# Atrium as an EXIT Stair



## Examiner (Nov 15, 2010)

Atriums are not something I do every day.

The building is five stories. type II-A with a sprinkler system throughout.  The upper levels have a balcony open to the atrium and they connect to two open stairs at each end of the atrium.  The Atrium and its balcony is separated from the offices with a 1-hour rated wall.  The rated wall has 20-minute doors.  I think the wall, which is the fire barrier to separate the Atrium, is to have 45-minute rated doors.  The Atrium balcony also has the location of the restrooms.  I read the 2006 Section on Atriums and the Commentary and it appears that you can egress through the Atrium but the open stairs in the Atrium cannot be used as the EXIT.  Is that a correct interpretation?  Is there anything else you see as needing correction?


----------



## AegisFPE (Nov 16, 2010)

All atria are not created equal, and there are many facets to them.

Section 404.4 requires smoke control per 909 for 3+ story atria, and 909.4.6 references the egress time as a factor in determining the duration of smoke control system operation.  In determining the egress time, I think it would be fair to assume that occupants would use the open stairs if they remained in a tenable environment, such as how Section 909.8.1 describes maintaining the smoke layer 6 feet above the walking surface, in addition to other criteria as identified in a rational analysis (per 909.4).
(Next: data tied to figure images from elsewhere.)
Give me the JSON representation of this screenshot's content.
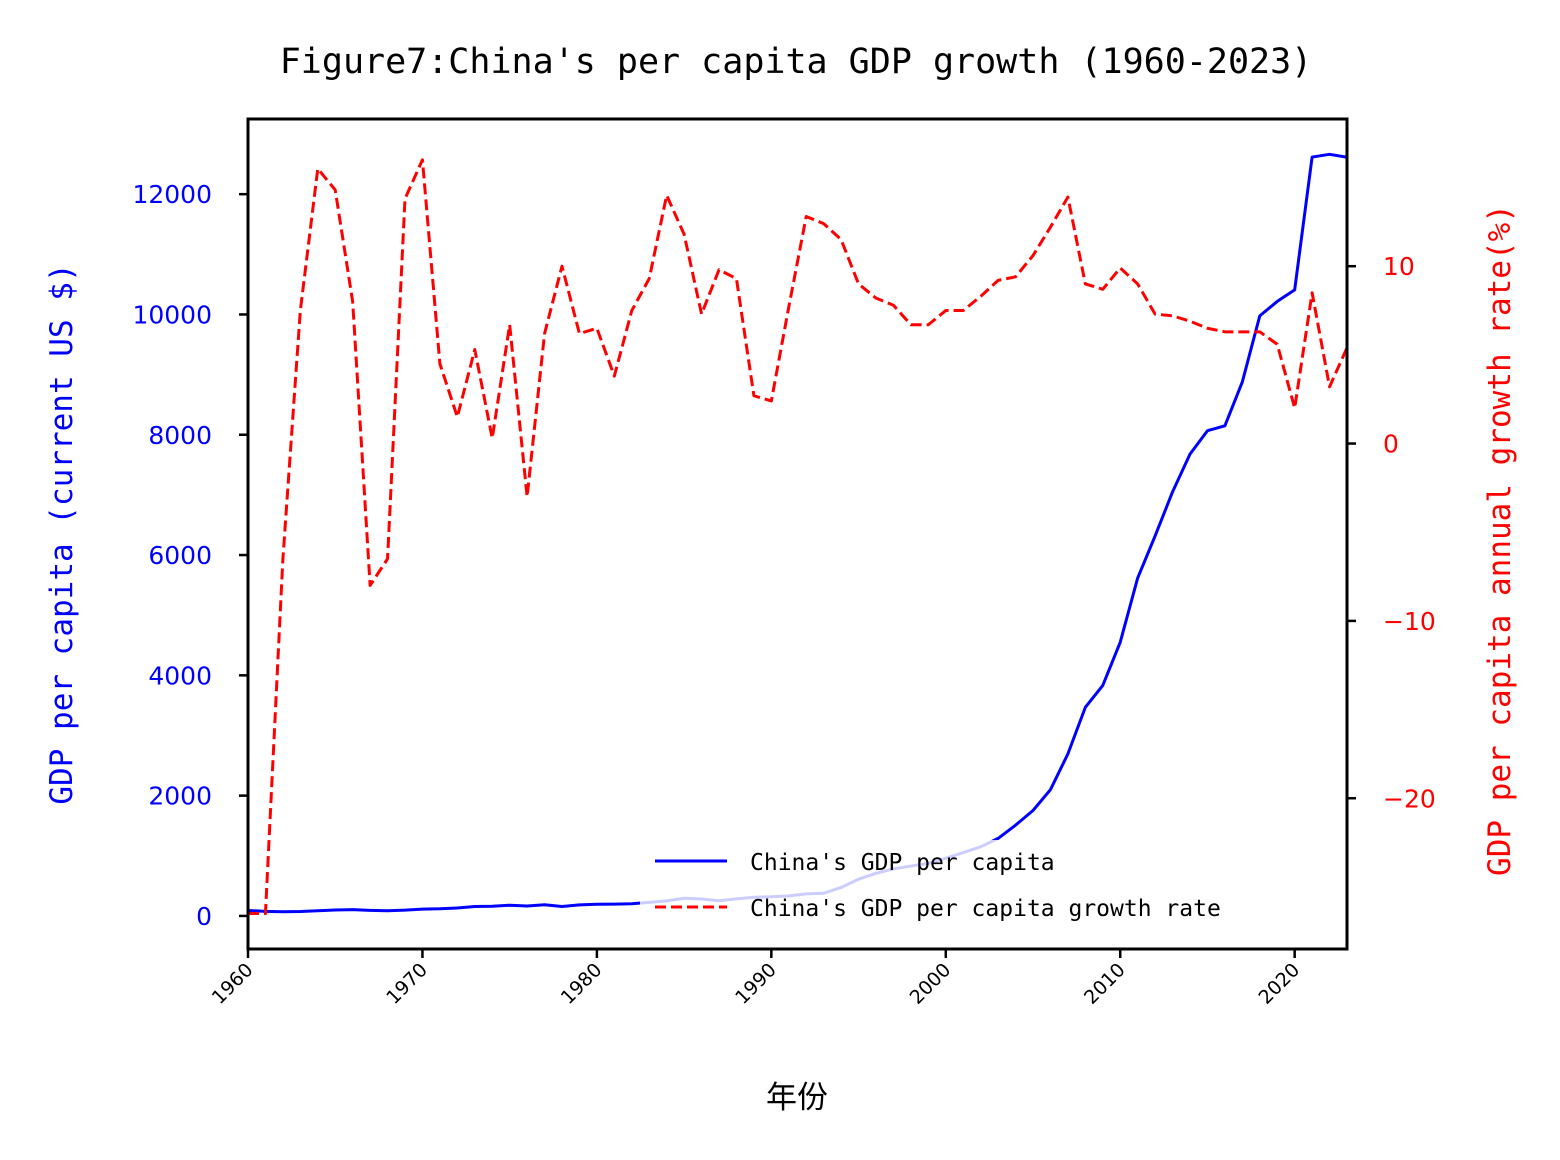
{
  "chart_data": {
    "type": "line",
    "title": "Figure7:China's per capita GDP growth (1960-2023)",
    "xlabel": "年份",
    "ylabel_left": "GDP per capita (current US $)",
    "ylabel_right": "GDP per capita annual growth rate(%)",
    "xlim": [
      1960,
      2023
    ],
    "ylim_left": [
      -550,
      13250
    ],
    "ylim_right": [
      -28.5,
      18.3
    ],
    "x_ticks": [
      "1960",
      "1970",
      "1980",
      "1990",
      "2000",
      "2010",
      "2020"
    ],
    "y_left_ticks": [
      "0",
      "2000",
      "4000",
      "6000",
      "8000",
      "10000",
      "12000"
    ],
    "y_right_ticks": [
      "−20",
      "−10",
      "0",
      "10"
    ],
    "grid": false,
    "legend_position": "lower-right",
    "legend": [
      "China's GDP per capita",
      "China's GDP per capita growth rate"
    ],
    "x": [
      1960,
      1961,
      1962,
      1963,
      1964,
      1965,
      1966,
      1967,
      1968,
      1969,
      1970,
      1971,
      1972,
      1973,
      1974,
      1975,
      1976,
      1977,
      1978,
      1979,
      1980,
      1981,
      1982,
      1983,
      1984,
      1985,
      1986,
      1987,
      1988,
      1989,
      1990,
      1991,
      1992,
      1993,
      1994,
      1995,
      1996,
      1997,
      1998,
      1999,
      2000,
      2001,
      2002,
      2003,
      2004,
      2005,
      2006,
      2007,
      2008,
      2009,
      2010,
      2011,
      2012,
      2013,
      2014,
      2015,
      2016,
      2017,
      2018,
      2019,
      2020,
      2021,
      2022,
      2023
    ],
    "series": [
      {
        "name": "China's GDP per capita",
        "axis": "left",
        "color": "#0000ff",
        "style": "solid",
        "values": [
          90,
          76,
          70,
          74,
          85,
          98,
          104,
          92,
          86,
          96,
          113,
          119,
          132,
          157,
          160,
          178,
          165,
          185,
          156,
          183,
          195,
          197,
          203,
          225,
          250,
          294,
          281,
          252,
          284,
          311,
          318,
          333,
          366,
          377,
          473,
          610,
          709,
          782,
          829,
          873,
          959,
          1053,
          1149,
          1289,
          1509,
          1753,
          2099,
          2694,
          3468,
          3832,
          4550,
          5618,
          6317,
          7051,
          7678,
          8067,
          8148,
          8879,
          9977,
          10217,
          10409,
          12617,
          12663,
          12614
        ]
      },
      {
        "name": "China's GDP per capita growth rate",
        "axis": "right",
        "color": "#ff0000",
        "style": "dashed",
        "values": [
          -26.5,
          -26.5,
          -6.5,
          7.5,
          15.5,
          14.3,
          8.0,
          -8.0,
          -6.5,
          13.8,
          16.0,
          4.5,
          1.5,
          5.3,
          0.3,
          6.7,
          -3.0,
          6.2,
          10.0,
          6.2,
          6.5,
          3.8,
          7.5,
          9.3,
          14.0,
          11.8,
          7.3,
          9.8,
          9.3,
          2.7,
          2.4,
          7.7,
          12.8,
          12.4,
          11.5,
          9.0,
          8.2,
          7.8,
          6.7,
          6.7,
          7.5,
          7.5,
          8.3,
          9.2,
          9.4,
          10.6,
          12.2,
          13.9,
          9.0,
          8.7,
          9.9,
          9.0,
          7.3,
          7.2,
          6.9,
          6.5,
          6.3,
          6.3,
          6.3,
          5.6,
          2.0,
          8.5,
          3.2,
          5.4
        ]
      }
    ]
  }
}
Depending on the configuration of the atrium, there may be no fire scenario that results in untenable conditions at a stair, or maybe one or both open stairs become blocked.  Therefore, in addition to the specific performance-based design for the atrium, prescriptive code compliance with Section 1020 should also be evaluated.

Toilet rooms probably have a low occupant load (though this may not hold true for some assembly spaces) such that if early fire detection is achieved and early occupant notification results, the evacuation of occupants from the toilet rooms through the atrium space could be acceptable prior to untenable conditions on the top balcony level.

A Fire Protection Engineer experienced in atrium design should be able to address the applicable criteria for this project on behalf of the design team.  You may find some atrium checklists online by looking at sites of other jurisdictions where atria may be more prevalent to see if there are any other apparent discrepancies.


----------



## texasbo (Nov 16, 2010)

Open stairs in the atria may be used as exit access; in fact, 404.8 specifically addresses such arrangements by limiting exit access travel distance (except at the lowest level) to 200 feet. I have seen few atria that did not include open stairs used as exit access.

As Aegis said, proper design of smoke control is critical.


----------



## RJJ (Nov 16, 2010)

So if exist travel distance is limited to 200'. The atria could only be used for the floor/floors that have direct access that do not exceed the 200' ?


----------



## texasbo (Nov 16, 2010)

The portion of the travel distance within the atrium cannot exceed 200'.


----------